Lockhart works with small communities that speak in their own voice through her art. Her project for the Venice Biennale, "The Little Review," was developed with a group of young women—teenagers with the Youth Center for Sociotherapy, a group home in Rudzienko, just outside Warsaw. The installation consists of a new film, a series of photographs, publications and educational workshops. The main inspiration for the project was the creation and practice of Janusz Korczak (1878-1942), a progressive educator, writer and promoter of children's rights. Analogous to Korczak, Lockhart's aim is to create a forum for the voices of children—both past and present.
The title "The Little Review" was borrowed from a newspaper for children and youth, invented and edited by Korczak, which appeared from 1926-1939 as a supplement to the Jewish newspaper "Our Review." The paper consisted entirely of texts and correspondence by children and adolescents. These few supplemental pages, which placed young people in the context of mass newspapers, were an unprecedented format that enabled them to tell their stories in their own language, expressing opinions about politics and everyday life.
Lockhart paraphrases "The Little Review" by translating it into a film through a series of workshops with young women ranging in age from 14 to 18 years at the Youth Center in Rudzienko.
About Katy Siegel
Katy Siegel is the Senior Curator for Research and Programming at the Baltimore Museum of Art and the inaugural Eugene V. and Clare E. Thaw Endowed Chair in Modern American Art at Stony Brook University. She is co-curator of the American Pavilion at the current Venice Biennale. Among her curated exhibitions are Postwar: Art Between the Pacific and the Atlantic, 1945-1965, with Okwui Enwezor and Ulrich Wilmes at the Haus der Kunst, Munich; Light Years: Jack Whitten, 1971-1974; High Times Hard Times: New York Painting, 1967-75, which toured internationally; Painting Paintings (David Reed) 1975, co-curated with Christopher Wool; and many other shows at the Rose Art Museum at Brandeis University, where she was Curator at Large. Her books include "The heroine Paint": After Frankenthaler; Since '45: America and the Making of Contemporary Art; and Abstract Expressionism. Siegel is also a contributing editor at Artforum. She received her Bachelor of Arts from Oberlin College, and her M.A. and Ph.D. in art history from the University of Texas at Austin.

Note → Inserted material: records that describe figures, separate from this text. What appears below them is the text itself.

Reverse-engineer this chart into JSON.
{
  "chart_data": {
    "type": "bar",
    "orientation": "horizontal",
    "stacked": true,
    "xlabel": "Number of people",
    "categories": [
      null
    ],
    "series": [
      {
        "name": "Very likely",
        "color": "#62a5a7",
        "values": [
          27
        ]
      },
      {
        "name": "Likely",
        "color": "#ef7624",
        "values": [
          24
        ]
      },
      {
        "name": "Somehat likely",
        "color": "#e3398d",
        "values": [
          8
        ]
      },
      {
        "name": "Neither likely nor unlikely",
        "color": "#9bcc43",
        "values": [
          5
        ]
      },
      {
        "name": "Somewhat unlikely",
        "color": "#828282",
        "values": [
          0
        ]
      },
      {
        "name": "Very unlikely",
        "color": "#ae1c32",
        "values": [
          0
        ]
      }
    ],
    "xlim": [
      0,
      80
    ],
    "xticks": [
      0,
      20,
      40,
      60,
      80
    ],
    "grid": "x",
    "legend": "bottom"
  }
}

The Un-Private Collection is an ongoing series of public programs The Broad began in September 2013. The series introduces audiences to the museum’s 2,000-work contemporary art collection by showcasing stories behind the collection, the collectors and the artists. Since launching the program, The Broad has brought together a variety of artists whose works are in the Broad collection in conversation with cultural leaders, including Mark Bradford with Katy Siegel, Shirin Neshat with Christy MacLear, Jeff Koons with John Waters, Takashi Murakami with Pico Iyer, Eric Fischl with Steve Martin, John Currin with James Cuno, Kara Walker with Ava DuVernay and architect Elizabeth Diller with Eli Broad, Joanne Heyler and Paul Goldberger. Talks have been held at venues throughout Los Angeles, making the programming available to audiences across the city. Conversations are live-streamed and full videos of past talks are available online. The Un-Private Collection series is part of the Broad collection’s 30-year mission to make contemporary art accessible to the widest possible audience.